I am not interested in ascribing noble or revolutionary motives to plagiarizers. I imagine that in most cases it is a matter of a short-cut (out of laziness or lack of time) or a reaction to the fear that one’s own writing or ideas will not be adequate. However, I also believe that these acts emerge, at least in part, out of a sense (albeit subconscious) that the classroom is already an unethical and dishonest space.

Students engage in illegal file-sharing of MP3’s in part because its free but also b/c they have a sense that the marketplace is trying to control them, cheat them, and take their money. And who can say that this is not the case? That mass media does not attempt to exercise control over us, to convince us to spend our money in certain ways, to shape our cultural values, etc. etc.? Is this ethical? honest?
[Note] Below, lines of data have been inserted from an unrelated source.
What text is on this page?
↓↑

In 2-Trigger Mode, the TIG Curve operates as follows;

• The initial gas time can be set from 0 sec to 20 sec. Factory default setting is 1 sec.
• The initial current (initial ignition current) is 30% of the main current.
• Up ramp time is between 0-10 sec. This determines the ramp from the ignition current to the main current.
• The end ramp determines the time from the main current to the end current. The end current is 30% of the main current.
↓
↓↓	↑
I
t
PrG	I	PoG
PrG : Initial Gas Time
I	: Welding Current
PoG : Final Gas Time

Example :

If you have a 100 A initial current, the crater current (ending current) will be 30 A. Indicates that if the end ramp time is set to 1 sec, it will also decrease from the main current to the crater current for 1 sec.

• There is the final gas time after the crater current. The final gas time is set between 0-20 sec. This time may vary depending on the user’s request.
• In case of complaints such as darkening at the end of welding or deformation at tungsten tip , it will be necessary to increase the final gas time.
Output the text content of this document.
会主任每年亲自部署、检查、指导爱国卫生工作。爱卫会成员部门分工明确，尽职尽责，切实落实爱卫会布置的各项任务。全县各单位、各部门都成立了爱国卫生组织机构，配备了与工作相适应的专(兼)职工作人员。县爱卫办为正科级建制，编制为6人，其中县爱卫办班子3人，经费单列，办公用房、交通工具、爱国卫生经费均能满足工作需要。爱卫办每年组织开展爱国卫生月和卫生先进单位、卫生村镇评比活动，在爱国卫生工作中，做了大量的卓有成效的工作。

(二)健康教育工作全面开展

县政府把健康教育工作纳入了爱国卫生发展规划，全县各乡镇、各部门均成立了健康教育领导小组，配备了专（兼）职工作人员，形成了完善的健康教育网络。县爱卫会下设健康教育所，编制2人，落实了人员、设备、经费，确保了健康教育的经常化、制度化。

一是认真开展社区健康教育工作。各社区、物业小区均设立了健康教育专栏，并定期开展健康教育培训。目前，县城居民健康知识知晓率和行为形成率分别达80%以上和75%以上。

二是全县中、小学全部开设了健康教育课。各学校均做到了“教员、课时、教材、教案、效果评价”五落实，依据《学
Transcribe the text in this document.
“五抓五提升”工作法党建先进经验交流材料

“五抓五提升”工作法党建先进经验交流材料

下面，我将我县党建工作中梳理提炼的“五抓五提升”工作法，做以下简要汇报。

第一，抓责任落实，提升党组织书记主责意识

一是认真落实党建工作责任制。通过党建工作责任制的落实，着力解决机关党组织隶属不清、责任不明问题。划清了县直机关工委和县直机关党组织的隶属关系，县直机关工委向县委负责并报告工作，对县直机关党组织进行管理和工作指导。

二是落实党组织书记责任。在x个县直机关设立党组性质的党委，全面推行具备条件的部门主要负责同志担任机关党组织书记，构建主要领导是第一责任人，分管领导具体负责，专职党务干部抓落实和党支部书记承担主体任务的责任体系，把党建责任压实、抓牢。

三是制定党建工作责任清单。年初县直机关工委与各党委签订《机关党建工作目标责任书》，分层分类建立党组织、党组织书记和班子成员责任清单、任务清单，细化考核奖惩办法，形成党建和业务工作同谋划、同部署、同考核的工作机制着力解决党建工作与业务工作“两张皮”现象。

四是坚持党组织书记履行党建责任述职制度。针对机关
If not, then why should we expect ethical, honest behavior in return from consumers? Again, it is a fundamental dishonesty at the heart of the marketplace, one of the contradictions of capitalism.

Addressing the concepts of plagiarism and academic dishonesty then mean entering into a discussion of how power functions in the classroom, the unethical operation of disciplinary knowledge, and the way in which students are positioned in the classroom that plagiarism approaches a situation of self-defense.

The ultimate academic dishonesty lies in the intellectually bankrupt articulation of knowledge and discourse that shapes the College.